When it come to small potatoes Halifax is lucky to make a chip 🙂
Heh, good one! Yet I think Vancouver is small potatoes in the art world compared to Toronto and Montreal, never mind Europe and USA etc.
These guys look both joyous, and somewhat spooky. I’m always delighted to see such successfully attractive public sculpture, which engages folks, and gets them looking at and talking about art.
Olga, you are right, there is a kind of spookiness to them as well. Perhaps that is what makes these art, not just cartoon characters, and therefore engaging as you say. Children love them and climb all over them.
I can’t but smile when looking at these characters one by one. I wonder if there is a special sentence that goes with crossing one’s arms over our head and sticking pinky and thumb up.
Yes, I notice everyone smiles as they look at these. I too wondered about that one with arms and hands and fingers over the head… animal ears came to mind.
Good observations. It’s the creepiness factor that makes these fascinating. Are they ironic? Are they aggressive? Do they remind me of the terra cotta soldiers? No.
They are not noble. They are not trying to live up to something. But a lot of effort went into making them, and they are very durable.

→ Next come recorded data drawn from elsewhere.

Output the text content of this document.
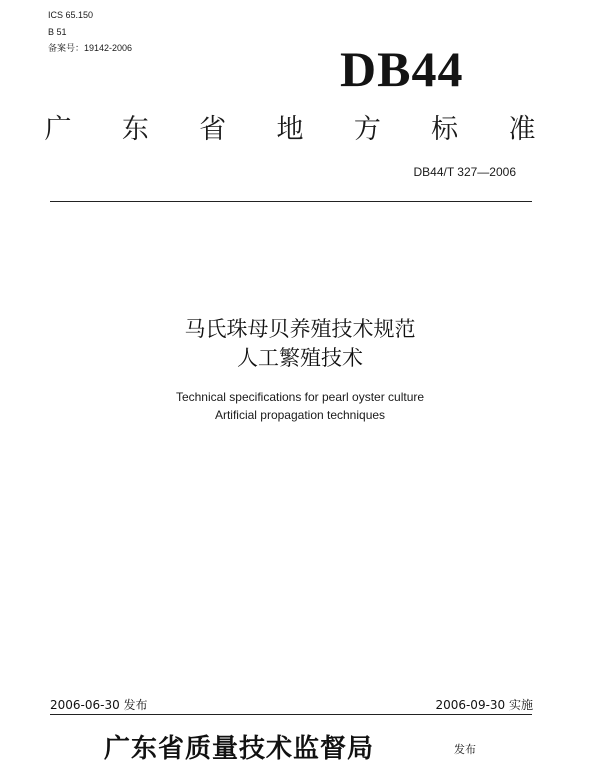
ICS 65.150
B 51
备案号：19142-2006	DB44
广 东 省 地 方 标 准
DB44/T 327—2006
马氏珠母贝养殖技术规范
人工繁殖技术
Technical specifications for pearl oyster culture
Artificial propagation techniques
2006-06-30 发布	2006-09-30 实施
广东省质量技术监督局	发布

The provincialism of Vancouver is real. It’s a funny thing about art scenes, how they rise up and disappear. Vancouver is yet to have its day. It will happen.
Where we live there is no art scene to speak of, which is better than having a provincial art scene, I think. Most locally produced art here is hideous or banal, though there are a few good painters and potters who do charming work. The majority of people here have not traveled enough or seen enough first rate art to judge art works, and they don’t have any “natural” taste. This leaves latecomers like me to make our own stuff without expecting most of the folks around us to understand it or even care about it. There are no criteria of taste and nothing is expensive or authorized by any authorities. There are several of us elders doing ceramics, and we support each others’ endeavors, and that’s enough.

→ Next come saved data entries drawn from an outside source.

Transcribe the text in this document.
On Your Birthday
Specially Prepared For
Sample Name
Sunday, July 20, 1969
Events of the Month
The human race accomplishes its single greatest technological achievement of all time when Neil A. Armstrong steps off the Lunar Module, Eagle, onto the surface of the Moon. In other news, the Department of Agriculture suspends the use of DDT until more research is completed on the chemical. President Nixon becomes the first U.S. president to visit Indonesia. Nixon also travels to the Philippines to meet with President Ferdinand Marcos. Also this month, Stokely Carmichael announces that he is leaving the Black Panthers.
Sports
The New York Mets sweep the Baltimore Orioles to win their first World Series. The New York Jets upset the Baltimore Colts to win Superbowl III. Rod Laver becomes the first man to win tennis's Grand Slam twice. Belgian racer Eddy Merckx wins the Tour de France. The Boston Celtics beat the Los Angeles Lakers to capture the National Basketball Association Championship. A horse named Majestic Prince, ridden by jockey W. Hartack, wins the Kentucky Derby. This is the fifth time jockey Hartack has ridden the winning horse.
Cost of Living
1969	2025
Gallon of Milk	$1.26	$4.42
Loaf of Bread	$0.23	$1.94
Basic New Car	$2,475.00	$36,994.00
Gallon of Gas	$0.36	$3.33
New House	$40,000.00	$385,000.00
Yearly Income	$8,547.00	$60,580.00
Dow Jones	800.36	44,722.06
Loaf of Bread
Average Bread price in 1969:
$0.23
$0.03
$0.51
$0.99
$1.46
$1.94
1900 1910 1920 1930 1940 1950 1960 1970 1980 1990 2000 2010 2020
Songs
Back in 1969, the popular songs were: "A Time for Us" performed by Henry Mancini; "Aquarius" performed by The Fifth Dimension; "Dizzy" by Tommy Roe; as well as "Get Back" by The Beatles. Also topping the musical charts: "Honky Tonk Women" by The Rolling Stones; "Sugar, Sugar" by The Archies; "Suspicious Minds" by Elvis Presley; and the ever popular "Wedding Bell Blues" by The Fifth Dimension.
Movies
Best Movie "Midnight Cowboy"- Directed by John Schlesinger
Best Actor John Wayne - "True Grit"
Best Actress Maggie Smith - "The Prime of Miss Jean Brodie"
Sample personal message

Yue Minjun is quite internationally recognized for his work, so the Biennale must have felt confident about his work.
Vancouver has actually improved a lot in the over 40 years we’ve lived here. Though we have only one major art gallery it has quite a large collection and is in the process of fundraising for a new larger building, with architects already selected. Also there are quite a few artists from BC that have gone on to great success in the greater art world. We have a very good art school here that keeps growing too. It seems to me that there needs to be a certain larger population of wealthy who support the arts.
I know how it is in small towns, having lived in one for several years, but there are always crafts people everywhere. I even gave a one-day workshop in clay sculpture to a potter’s guild in that town.

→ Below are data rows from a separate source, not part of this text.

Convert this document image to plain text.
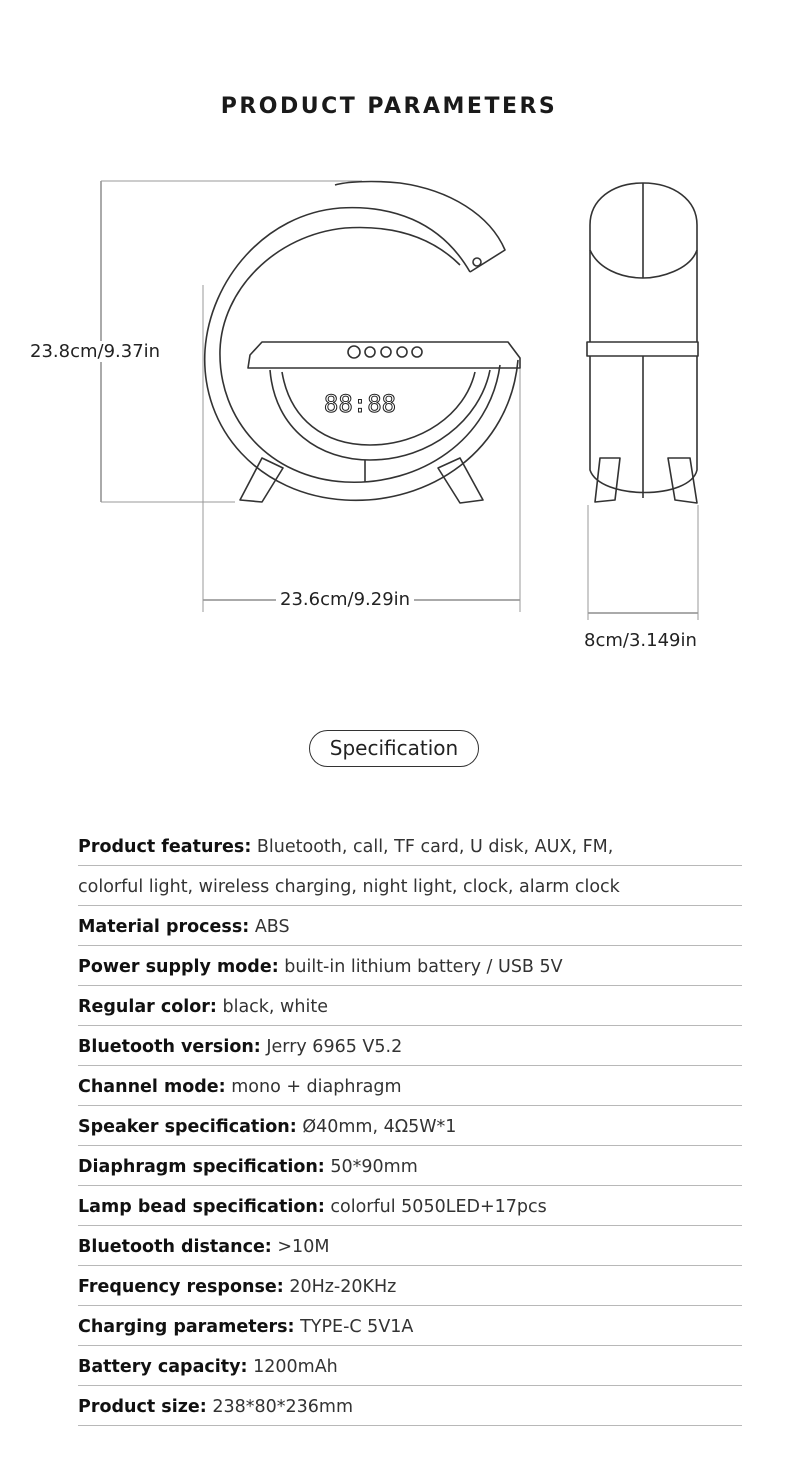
PRODUCT PARAMETERS
88:88
23.8cm/9.37in
23.6cm/9.29in
8cm/3.149in
Specification
Product features: Bluetooth, call, TF card, U disk, AUX, FM,
colorful light, wireless charging, night light, clock, alarm clock
Material process: ABS
Power supply mode: built-in lithium battery / USB 5V
Regular color: black, white
Bluetooth version: Jerry 6965 V5.2
Channel mode: mono + diaphragm
Speaker specification: Ø40mm, 4Ω5W*1
Diaphragm specification: 50*90mm
Lamp bead specification: colorful 5050LED+17pcs
Bluetooth distance: >10M
Frequency response: 20Hz-20KHz
Charging parameters: TYPE-C 5V1A
Battery capacity: 1200mAh
Product size: 238*80*236mm
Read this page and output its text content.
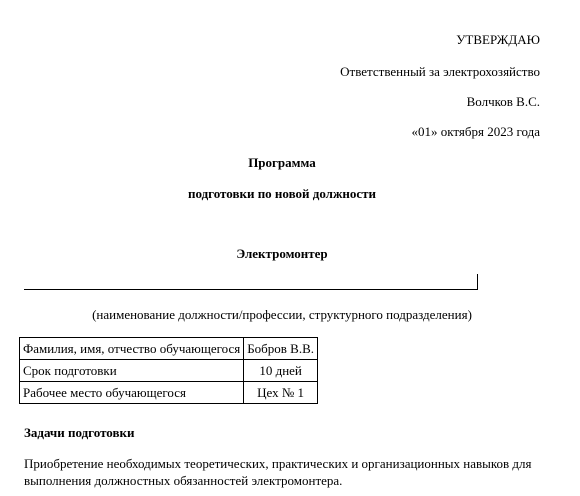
УТВЕРЖДАЮ
Ответственный за электрохозяйство
Волчков В.С.
«01» октября 2023 года
Программа
подготовки по новой должности
Электромонтер
(наименование должности/профессии, структурного подразделения)
Фамилия, имя, отчество обучающегося	Бобров В.В.
Срок подготовки	10 дней
Рабочее место обучающегося	Цех № 1
Задачи подготовки
Приобретение необходимых теоретических, практических и организационных навыков для
выполнения должностных обязанностей электромонтера.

Oh, yes, I saw a photograph him smiling with some other smiling artworks recently… So all his work is of himself, is it? And are they all falling into a series?
Marly, I don’t think I’ve seen a photo of Yue but did read that he uses his own face (and body?). Yet I don’t think he necessarily means them to be purely self-portraits but intead wants to allow the viewer their own interpretation. It also helps reduce the cost of making all these bronze castings when he has only a few molds. He’s done work in other media though I’ve not seen it. I don’t know if they are a succession of series for him, but I personally think an artist’s body of work is often that.
With their cartoon-like faces I can see why they appeal to children. They are certainly both joyous.and slightly creepy – maybe it’s the over-large mouths and closed eyes. They are laughing at their own joke …
Cartoon-like, yes, that appeals to children. And there’s an artist’s statement there somewhere.